Conservation groups are suing a federal agency over a fisheries rule they say endangers rare sea turtles in the Gulf of Mexico and waters of the southeast Atlantic Ocean.
The lawsuit says the former Trump administration upended decades-old requirements that most shrimp nets include turtle-excluder devices that serve as an escape hatch to eject sea turtles from the nets, called trawls, that capture shrimp. Sea turtles are air-breathing reptiles that cannot survive being submerged for long.
The rule issued in 2019 grants exemptions for certain kinds of trawling gear, whereas the rule as proposed in 2016 would have closed exemptions.
The lawsuit says the rule, which would take effect Aug. 1, would allow an estimated 1,300 preventable sea-turtle deaths yearly.
Five of the world’s seven species are found in the Gulf and along the south Atlantic coast: Kemp’s ridley (the rarest), green, loggerhead, hawksbill and leatherback. All are designated as endangered or threatened species.

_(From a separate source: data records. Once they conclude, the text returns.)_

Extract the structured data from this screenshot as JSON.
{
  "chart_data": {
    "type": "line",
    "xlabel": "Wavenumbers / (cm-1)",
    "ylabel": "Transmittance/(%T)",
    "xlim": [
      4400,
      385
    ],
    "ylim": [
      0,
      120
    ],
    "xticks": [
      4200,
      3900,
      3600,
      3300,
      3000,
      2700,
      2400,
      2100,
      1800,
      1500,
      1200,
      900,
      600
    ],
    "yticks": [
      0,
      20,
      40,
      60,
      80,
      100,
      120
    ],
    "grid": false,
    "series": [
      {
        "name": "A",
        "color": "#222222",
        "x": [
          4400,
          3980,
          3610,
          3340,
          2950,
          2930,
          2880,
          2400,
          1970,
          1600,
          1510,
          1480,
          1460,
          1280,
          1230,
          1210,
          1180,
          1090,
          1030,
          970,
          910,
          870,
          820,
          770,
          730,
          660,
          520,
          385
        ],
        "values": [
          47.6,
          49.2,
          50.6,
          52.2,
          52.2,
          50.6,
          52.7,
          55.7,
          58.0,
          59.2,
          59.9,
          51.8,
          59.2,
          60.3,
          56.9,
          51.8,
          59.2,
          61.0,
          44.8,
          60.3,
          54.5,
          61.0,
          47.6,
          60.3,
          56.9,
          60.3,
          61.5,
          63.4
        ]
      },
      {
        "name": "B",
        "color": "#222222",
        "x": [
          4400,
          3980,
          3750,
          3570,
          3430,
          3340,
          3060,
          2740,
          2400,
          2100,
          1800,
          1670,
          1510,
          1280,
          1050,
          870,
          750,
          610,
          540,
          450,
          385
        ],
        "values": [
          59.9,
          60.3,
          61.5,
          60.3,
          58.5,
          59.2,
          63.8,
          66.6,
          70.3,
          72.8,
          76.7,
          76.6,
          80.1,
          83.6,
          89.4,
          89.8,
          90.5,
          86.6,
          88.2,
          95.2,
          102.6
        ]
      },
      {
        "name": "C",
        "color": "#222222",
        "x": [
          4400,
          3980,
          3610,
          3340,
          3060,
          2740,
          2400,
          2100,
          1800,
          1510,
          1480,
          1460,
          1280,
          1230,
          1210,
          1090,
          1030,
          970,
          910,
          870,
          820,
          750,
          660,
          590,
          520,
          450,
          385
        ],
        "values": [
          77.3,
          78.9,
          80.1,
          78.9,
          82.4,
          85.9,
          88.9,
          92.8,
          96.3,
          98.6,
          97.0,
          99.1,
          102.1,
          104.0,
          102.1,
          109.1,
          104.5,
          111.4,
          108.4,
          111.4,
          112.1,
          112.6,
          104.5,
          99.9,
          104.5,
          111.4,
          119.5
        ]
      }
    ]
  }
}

“Turtle excluder devices are a proven way to prevent sea turtles from needlessly drowning in shrimp trawls. They also keep other wildlife from getting caught accidentally in the nets, making more room for shrimp,” said Jaclyn Lopez, Florida director of the Center for Biological Diversity, in a press release announcing the lawsuit.
Earthjustice, a nonprofit environmental law organization, filed the lawsuit on behalf of the Center for Biological Diversity, headquartered in Tucson, Ariz., Defenders of Wildlife, based in Washington, D.C., and Turtle Island Restoration Network, which includes operations in the Gulf.
The lawsuit is filed against the National Marine Fisheries Service, which regulates recreational and commercial fishing in federal waters and implements the Endangered Species Act regarding marine species, and its parent organization, the U.S. Department of Commerce. The Phoenix reached out to the service for comment and was awaiting a response.
Earthjustice and its clients are asking the U.S. District Court for the District of Columbia to strike down the rule as issued, which they say violated requirements for proper notice and public hearings, and develop a new one within six months that better protects sea turtles.